Publié le par Bernard Oheix

Il y a des rencontres fortes, des personnalités qui marquent et façonnent notre existence. Patrick Raynal fait parti de ces gens que je suis heureux d'avoir connus. On en a passé des heures à rêver ensemble d'un monde meilleur dans ce début des années 70 si riche en tension et en action. Et puis il a pris son envol, il est devenu écrivain, directeur de collection, sa vie a épousé les mots et il en a fait une longue et belle phrase.

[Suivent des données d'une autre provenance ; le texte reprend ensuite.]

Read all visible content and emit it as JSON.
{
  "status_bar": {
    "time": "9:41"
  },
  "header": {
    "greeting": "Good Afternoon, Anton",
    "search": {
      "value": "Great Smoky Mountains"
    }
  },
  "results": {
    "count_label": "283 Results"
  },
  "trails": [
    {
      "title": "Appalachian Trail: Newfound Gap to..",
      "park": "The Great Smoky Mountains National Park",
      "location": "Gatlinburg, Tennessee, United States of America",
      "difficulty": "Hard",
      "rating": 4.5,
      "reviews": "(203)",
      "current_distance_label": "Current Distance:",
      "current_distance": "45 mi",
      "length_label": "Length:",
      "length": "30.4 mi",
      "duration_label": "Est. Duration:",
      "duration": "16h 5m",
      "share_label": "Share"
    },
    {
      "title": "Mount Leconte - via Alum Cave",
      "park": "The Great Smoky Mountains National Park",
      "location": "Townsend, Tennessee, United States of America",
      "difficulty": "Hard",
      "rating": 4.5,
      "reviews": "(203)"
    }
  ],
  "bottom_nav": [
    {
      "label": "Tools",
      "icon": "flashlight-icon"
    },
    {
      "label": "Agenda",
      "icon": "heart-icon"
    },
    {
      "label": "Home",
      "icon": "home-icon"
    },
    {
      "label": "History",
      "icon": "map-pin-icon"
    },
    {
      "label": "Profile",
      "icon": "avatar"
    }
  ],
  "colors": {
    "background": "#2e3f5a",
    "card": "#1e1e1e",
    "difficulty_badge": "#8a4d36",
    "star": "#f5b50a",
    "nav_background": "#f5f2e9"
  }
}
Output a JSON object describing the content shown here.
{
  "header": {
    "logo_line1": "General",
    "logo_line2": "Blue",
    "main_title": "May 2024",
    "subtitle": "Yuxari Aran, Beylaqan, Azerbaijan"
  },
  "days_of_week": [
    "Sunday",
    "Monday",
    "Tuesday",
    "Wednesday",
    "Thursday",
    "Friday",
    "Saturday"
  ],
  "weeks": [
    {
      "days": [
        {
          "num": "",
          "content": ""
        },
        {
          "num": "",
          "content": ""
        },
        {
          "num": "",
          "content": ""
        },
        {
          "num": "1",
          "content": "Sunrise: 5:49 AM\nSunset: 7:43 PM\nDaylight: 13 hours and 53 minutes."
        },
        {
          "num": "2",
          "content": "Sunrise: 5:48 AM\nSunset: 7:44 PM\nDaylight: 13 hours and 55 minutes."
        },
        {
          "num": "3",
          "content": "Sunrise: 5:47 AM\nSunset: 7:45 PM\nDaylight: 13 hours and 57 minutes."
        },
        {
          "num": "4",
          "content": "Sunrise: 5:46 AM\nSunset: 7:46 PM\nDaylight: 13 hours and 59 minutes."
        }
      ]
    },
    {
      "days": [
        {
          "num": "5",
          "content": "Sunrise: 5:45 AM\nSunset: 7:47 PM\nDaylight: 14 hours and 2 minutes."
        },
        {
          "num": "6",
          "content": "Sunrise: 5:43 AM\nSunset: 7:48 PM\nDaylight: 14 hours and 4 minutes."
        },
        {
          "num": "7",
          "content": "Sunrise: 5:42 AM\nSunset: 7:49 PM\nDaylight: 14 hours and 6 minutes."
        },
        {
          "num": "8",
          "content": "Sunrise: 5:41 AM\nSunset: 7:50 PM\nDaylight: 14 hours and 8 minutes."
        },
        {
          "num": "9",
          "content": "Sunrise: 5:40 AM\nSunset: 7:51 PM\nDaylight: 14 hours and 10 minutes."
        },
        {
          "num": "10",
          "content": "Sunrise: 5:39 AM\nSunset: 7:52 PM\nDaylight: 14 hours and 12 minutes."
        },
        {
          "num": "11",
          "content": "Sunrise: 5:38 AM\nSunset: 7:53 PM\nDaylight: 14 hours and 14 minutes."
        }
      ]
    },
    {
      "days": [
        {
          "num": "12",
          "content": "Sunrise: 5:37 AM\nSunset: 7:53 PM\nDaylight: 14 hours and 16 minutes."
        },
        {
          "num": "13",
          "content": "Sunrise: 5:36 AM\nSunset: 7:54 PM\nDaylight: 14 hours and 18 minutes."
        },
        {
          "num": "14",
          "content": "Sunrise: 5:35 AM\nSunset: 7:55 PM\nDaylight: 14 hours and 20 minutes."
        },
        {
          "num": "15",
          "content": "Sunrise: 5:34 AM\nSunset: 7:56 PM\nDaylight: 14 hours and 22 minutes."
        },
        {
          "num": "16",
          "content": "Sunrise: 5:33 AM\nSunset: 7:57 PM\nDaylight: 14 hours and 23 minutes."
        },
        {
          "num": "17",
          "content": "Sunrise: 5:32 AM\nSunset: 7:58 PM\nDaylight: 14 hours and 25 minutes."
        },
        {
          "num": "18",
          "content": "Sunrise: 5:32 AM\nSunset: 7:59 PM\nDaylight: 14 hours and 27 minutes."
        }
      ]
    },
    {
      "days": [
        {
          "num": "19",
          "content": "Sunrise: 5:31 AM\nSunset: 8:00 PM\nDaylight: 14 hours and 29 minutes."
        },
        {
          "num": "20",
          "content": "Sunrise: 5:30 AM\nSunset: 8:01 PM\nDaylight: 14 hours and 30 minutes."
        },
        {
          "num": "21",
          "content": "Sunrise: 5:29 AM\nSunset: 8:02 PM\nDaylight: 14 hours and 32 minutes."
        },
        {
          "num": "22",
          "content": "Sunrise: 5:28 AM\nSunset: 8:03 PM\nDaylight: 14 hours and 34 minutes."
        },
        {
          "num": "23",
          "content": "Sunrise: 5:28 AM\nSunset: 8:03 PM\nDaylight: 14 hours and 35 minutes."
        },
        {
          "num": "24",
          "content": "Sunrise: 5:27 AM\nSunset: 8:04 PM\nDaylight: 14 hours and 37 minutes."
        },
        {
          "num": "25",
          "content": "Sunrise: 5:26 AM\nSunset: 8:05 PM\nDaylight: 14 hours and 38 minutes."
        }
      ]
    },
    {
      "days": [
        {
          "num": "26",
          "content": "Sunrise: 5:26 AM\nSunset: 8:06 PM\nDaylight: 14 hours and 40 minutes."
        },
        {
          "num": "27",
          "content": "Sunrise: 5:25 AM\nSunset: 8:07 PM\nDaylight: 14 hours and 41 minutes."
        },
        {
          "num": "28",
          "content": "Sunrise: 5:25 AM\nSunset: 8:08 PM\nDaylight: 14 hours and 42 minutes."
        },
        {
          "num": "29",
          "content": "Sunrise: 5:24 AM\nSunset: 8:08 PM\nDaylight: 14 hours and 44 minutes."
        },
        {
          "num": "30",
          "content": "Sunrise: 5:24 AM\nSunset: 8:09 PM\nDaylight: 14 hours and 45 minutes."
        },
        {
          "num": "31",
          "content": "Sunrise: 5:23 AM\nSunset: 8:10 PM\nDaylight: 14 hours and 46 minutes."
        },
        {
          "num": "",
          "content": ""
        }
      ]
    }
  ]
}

On ne s'est jamais perdu de vue même si les distances parfois entretenaient ce mystère du passage de la jeunesse au statut d'adulte affairé à se dépêtrer afin de construire sa propre vie, entre travail, famille, et un passé qui nous cheville au corps.

J'ai fait la mienne, heureuse, intense, mais toujours, un de ses livres me rappelait que nous avions partagé le même rêve d'écrire.

On vient de se retrouver, un peu plus, et comme si le temps n'avait rien effacé, nous nous sommes reconnus, encore et toujours.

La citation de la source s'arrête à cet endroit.